Il primo canestro della partita lo firma il rientrante Oliseviucius in tapin, mentre la prima firma di Milano è quella del prodotto reggiano per eccellenza, ossia Nicolò Melli (2-4). La partenza della Unahotels è frizzante allungando dopo 3' sul 4-10 ancora con il lituano protagonista, mentre Milano sparacchia da 3 sbagliando i primi 5 tiri seppur tutti aperti. I reggiani invece banchettano dall’arco con Hopkins e Johnson toccando il massimo vantaggio sul 4-16. Milano si riaccende con le triple di Daniels che la riportano a contatto (17-21), anche se a fine primo periodo è un “2+1” di Diouf a dare ancora respiro alla Reggiana (17-24). La rimonta milanese prosegue lentamente approfittando anche di qualche iniziativa di Grant (23-26 al 12'), ma Reggio mantiene la testa sfruttando le letture sull’alto-basso (25-30) che portano ripetutamente i lunghi a segnare contro i piccoli milanesi. Poi l’AX scatena tutto il suo potenziale senza che la Unahotels possa reagire: una tripla di Datome e due liberi di Mitoglou Milano firmano la parita a quota 32 al 15’, proprio Datome sigla l’allungo dei padroni di casa fino al 45-37 con ben 14 punti segnati nel solo secondo periodo. La squadra di Caja, però, prova a reagire in chiusura di quarto con un’altra tripla di Olisevicius tornando vicino (45-43), come fa con un appoggio e una tripla di uno scatenato Hopkins a inizio ripresa (49-47 e 52-50), sprecando tre occasioni per riuscire a pareggiare. La difesa milanese non concede più nulla, anticipa sulle linee di passaggio, ruba palloni e li converte in facili contropiedi con Grant e Mitoglou per il primo vantaggio significativo dei milanesi sul 62-53 al 26’. La reazione reggiana non tarda ad arrivare, prima Thompson e Crawford dall’arco, poi Hopkins con un canestro e fallo confezionano un break di 0-8 che riporta di nuovo ad un passo la Unahotels (62-61 al 28’).
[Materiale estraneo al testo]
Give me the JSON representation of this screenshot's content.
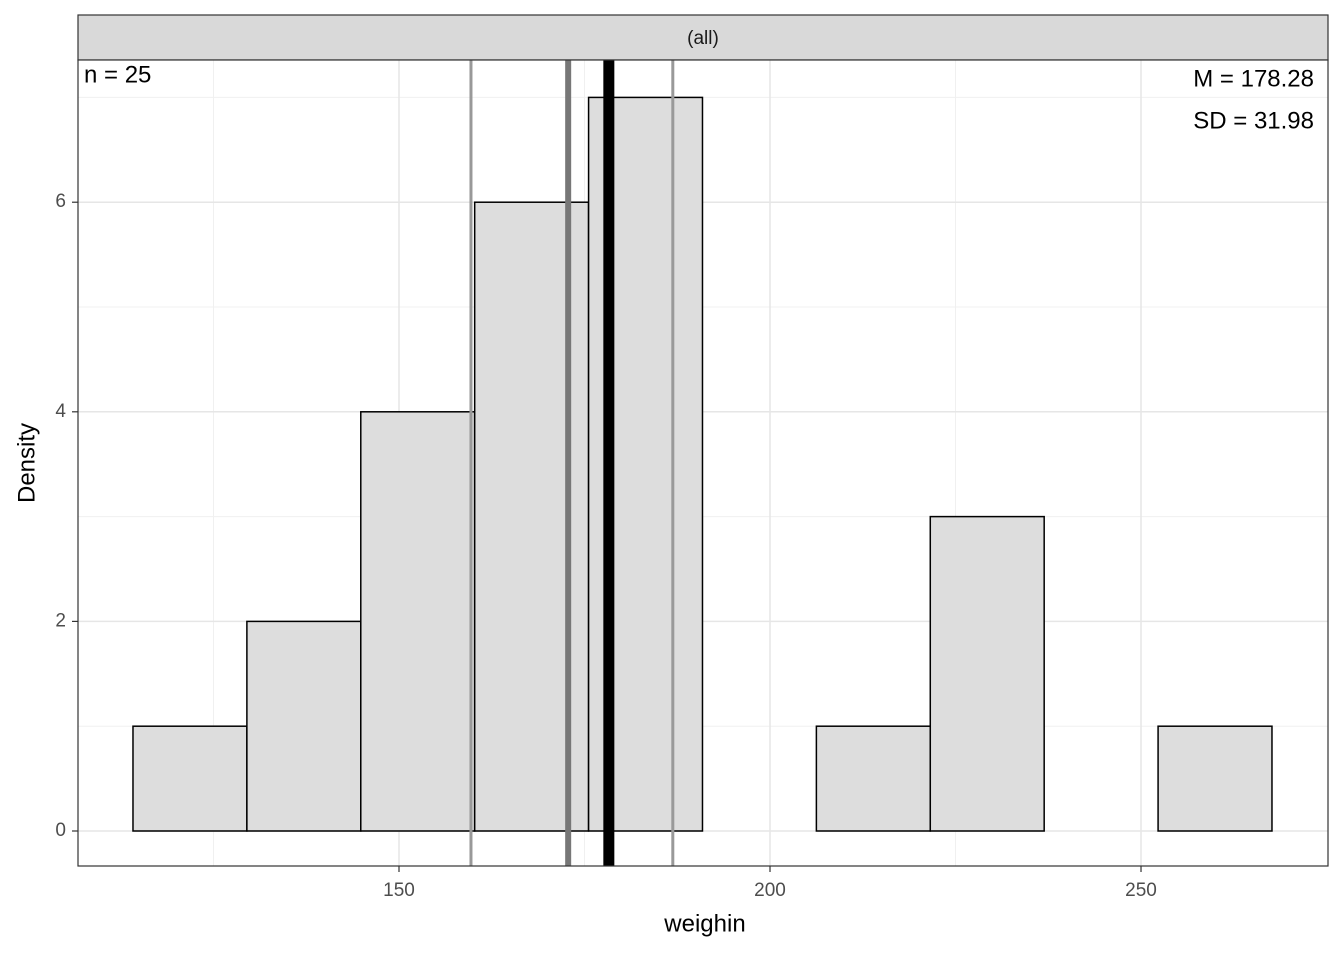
{
  "chart_data": {
    "type": "histogram",
    "strip_label": "(all)",
    "annotations": {
      "n": "n = 25",
      "mean": "M = 178.28",
      "sd": "SD = 31.98"
    },
    "x_label": "weighin",
    "y_label": "Density",
    "bins": [
      114.15,
      129.5,
      144.85,
      160.2,
      175.55,
      190.9,
      206.25,
      221.6,
      236.95,
      252.3,
      267.65
    ],
    "values": [
      1,
      2,
      4,
      6,
      7,
      0,
      1,
      3,
      0,
      1
    ],
    "color": "#dddddd",
    "edge_color": "#000000",
    "vlines": [
      {
        "value": 159.7,
        "color": "#999999",
        "width": 3
      },
      {
        "value": 172.8,
        "color": "#777777",
        "width": 6
      },
      {
        "value": 178.28,
        "color": "#000000",
        "width": 11
      },
      {
        "value": 186.9,
        "color": "#999999",
        "width": 3
      }
    ],
    "xlim": [
      106.74,
      275.2
    ],
    "xticks": [
      150,
      200,
      250
    ],
    "xminor": [
      125,
      175,
      225
    ],
    "ylim": [
      -0.334,
      7.357
    ],
    "yticks": [
      0,
      2,
      4,
      6
    ],
    "yminor": [
      1,
      3,
      5,
      7
    ],
    "grid": true
  }
}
Nell’ultimo quarto le squadre entrano sul 67-63, Johnson accorcia (67-65), Hopkins segna un libero, ma spreca quello del pareggio (67-66), scatenando la furia di Rodriguez con due bombe consecutive per il 73-66. Il primo vantaggio in doppia cifra di Milano arriva con la tripla di Datome (78-68 al 34'), ma Reggio non demorde ancora tornando sull'80-74. La parola fine, però, la mette Shields che stoppa imperiosamente il contropiede del possibile -4 di Candi e anche le speranze di un’orgogliosa Unahotels.